The club’s pride was punctured, obviously, but Kotoko have ploughed on with the materials at their disposal, overcoming a difficult start to the 2020/21 league campaign to secure a foothold in the league table’s top quarter.
Currently in second place, only a point behind leaders Medeama, few at Kotoko would be beating themselves up now over those transfer misses.

And that’s especially so because Cudjoe and Gyan have only had, between them, a total of 13 appearances this season; together, they’ve played just about a half’s duration of football in two games — both lost — against Kotoko.
Gyan has struggled to get his body and form in sync with his razor-sharp mentality (and razor-sharp tongue), while Cudjoe’s hot streak has startlingly cooled, with Cities flirting with the possibility of going down — glam and all.
Blay has had a better run, but even he had to trudge through a tough period that followed the failed move to Kotoko. He hasn’t featured in either of Medeama’s meetings with Kotoko, in any case, the more recent absence explained by a potentially season-ending leg break suffered against Cities on the preceding matchday.

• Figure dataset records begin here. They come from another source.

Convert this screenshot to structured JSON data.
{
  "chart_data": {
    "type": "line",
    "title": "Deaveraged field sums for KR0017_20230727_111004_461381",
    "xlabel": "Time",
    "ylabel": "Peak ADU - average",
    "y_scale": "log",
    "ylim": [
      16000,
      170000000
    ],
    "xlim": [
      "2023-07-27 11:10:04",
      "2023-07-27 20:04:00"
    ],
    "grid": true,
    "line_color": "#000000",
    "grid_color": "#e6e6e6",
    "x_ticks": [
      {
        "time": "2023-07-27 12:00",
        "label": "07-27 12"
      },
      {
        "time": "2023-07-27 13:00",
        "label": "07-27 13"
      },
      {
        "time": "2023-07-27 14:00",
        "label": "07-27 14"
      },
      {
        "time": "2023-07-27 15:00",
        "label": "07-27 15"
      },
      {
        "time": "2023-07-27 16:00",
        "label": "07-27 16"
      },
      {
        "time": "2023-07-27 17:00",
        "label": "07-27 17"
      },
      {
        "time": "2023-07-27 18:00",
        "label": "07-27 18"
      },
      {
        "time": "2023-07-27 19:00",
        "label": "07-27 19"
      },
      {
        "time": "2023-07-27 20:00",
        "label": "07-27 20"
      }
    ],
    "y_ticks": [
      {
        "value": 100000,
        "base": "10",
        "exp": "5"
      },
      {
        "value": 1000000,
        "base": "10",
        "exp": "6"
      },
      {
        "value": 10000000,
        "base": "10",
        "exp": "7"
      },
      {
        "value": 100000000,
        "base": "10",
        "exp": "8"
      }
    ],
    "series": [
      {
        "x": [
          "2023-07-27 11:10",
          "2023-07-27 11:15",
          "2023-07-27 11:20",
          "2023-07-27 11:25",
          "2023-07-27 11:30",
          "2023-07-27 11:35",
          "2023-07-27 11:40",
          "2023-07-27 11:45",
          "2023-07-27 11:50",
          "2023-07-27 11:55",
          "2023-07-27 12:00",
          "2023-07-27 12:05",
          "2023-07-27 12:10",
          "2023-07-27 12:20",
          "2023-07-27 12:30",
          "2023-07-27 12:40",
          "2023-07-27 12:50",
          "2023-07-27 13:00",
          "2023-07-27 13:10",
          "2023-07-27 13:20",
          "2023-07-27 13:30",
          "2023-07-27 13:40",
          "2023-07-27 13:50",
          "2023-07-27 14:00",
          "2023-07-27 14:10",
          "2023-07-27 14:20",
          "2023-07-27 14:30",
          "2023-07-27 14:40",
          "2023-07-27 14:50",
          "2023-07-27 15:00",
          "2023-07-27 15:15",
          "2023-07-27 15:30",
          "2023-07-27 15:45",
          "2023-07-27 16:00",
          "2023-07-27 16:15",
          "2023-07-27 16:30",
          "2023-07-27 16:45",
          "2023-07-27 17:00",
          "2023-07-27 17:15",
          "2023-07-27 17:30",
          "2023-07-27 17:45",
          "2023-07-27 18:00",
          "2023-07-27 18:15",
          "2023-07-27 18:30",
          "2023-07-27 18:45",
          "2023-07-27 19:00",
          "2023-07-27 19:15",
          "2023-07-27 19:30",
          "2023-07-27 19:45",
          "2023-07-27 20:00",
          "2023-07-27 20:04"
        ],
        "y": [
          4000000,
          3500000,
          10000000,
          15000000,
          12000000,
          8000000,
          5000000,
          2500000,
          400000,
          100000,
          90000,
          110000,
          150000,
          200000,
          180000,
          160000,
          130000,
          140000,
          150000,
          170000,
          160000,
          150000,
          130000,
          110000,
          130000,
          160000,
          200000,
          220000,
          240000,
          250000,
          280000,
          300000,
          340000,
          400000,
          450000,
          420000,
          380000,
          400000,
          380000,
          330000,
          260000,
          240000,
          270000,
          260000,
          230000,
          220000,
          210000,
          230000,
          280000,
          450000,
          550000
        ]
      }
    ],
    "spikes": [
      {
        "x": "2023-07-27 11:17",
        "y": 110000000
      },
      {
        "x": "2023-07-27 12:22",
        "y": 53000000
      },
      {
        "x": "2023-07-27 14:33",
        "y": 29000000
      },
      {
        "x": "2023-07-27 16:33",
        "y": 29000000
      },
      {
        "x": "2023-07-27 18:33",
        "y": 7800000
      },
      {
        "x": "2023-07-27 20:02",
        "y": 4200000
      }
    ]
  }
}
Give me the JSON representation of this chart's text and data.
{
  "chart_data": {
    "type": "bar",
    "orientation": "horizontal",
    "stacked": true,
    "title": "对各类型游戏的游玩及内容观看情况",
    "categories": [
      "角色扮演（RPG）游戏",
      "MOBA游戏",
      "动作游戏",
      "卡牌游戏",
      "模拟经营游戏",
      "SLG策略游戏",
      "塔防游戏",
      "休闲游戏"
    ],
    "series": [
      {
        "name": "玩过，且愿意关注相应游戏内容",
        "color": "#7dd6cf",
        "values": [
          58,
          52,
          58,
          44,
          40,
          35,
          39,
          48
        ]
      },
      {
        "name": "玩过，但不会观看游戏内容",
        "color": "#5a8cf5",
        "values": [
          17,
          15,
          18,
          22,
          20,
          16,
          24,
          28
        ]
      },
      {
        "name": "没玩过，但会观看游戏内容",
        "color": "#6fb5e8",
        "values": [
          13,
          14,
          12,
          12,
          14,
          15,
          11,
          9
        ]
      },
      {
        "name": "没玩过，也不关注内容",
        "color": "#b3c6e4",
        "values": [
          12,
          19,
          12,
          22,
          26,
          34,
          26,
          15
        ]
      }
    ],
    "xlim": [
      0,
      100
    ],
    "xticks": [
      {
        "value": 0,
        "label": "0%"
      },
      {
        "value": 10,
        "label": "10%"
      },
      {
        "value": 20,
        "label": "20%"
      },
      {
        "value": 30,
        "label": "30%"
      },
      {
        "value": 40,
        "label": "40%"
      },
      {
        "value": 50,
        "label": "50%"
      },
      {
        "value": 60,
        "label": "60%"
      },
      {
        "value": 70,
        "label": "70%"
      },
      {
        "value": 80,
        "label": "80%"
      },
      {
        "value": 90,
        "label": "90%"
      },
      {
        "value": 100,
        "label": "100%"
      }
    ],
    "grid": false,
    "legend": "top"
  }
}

Medeama prevailed in that Gameweek 21 away fixture in Obuasi, anyway, overcoming and overtaking Kotoko to rise to the top of the table, but the losers would squeeze some solace from the fact that Blay had no hand in inflicting the defeat.

And they’d be even more comforted by the knowledge that the influential 29-year-old, should the title chase narrow into a straight fight between them and the Mauve & Yellow, won’t have a say in swinging things Medeama’s way.
Oh, Gyan? And Cudjoe?
Well, Kotoko’s narrow victory over Cities on Saturday pushed their side right back into the relegation zone, and it doesn’t look like either player has the ability right now to halt that decline.
They are, like Blay (tragically, it must be said), of no relevance to Kotoko — neither in the present nor in the foreseeable future — or to their own teams, for that matter.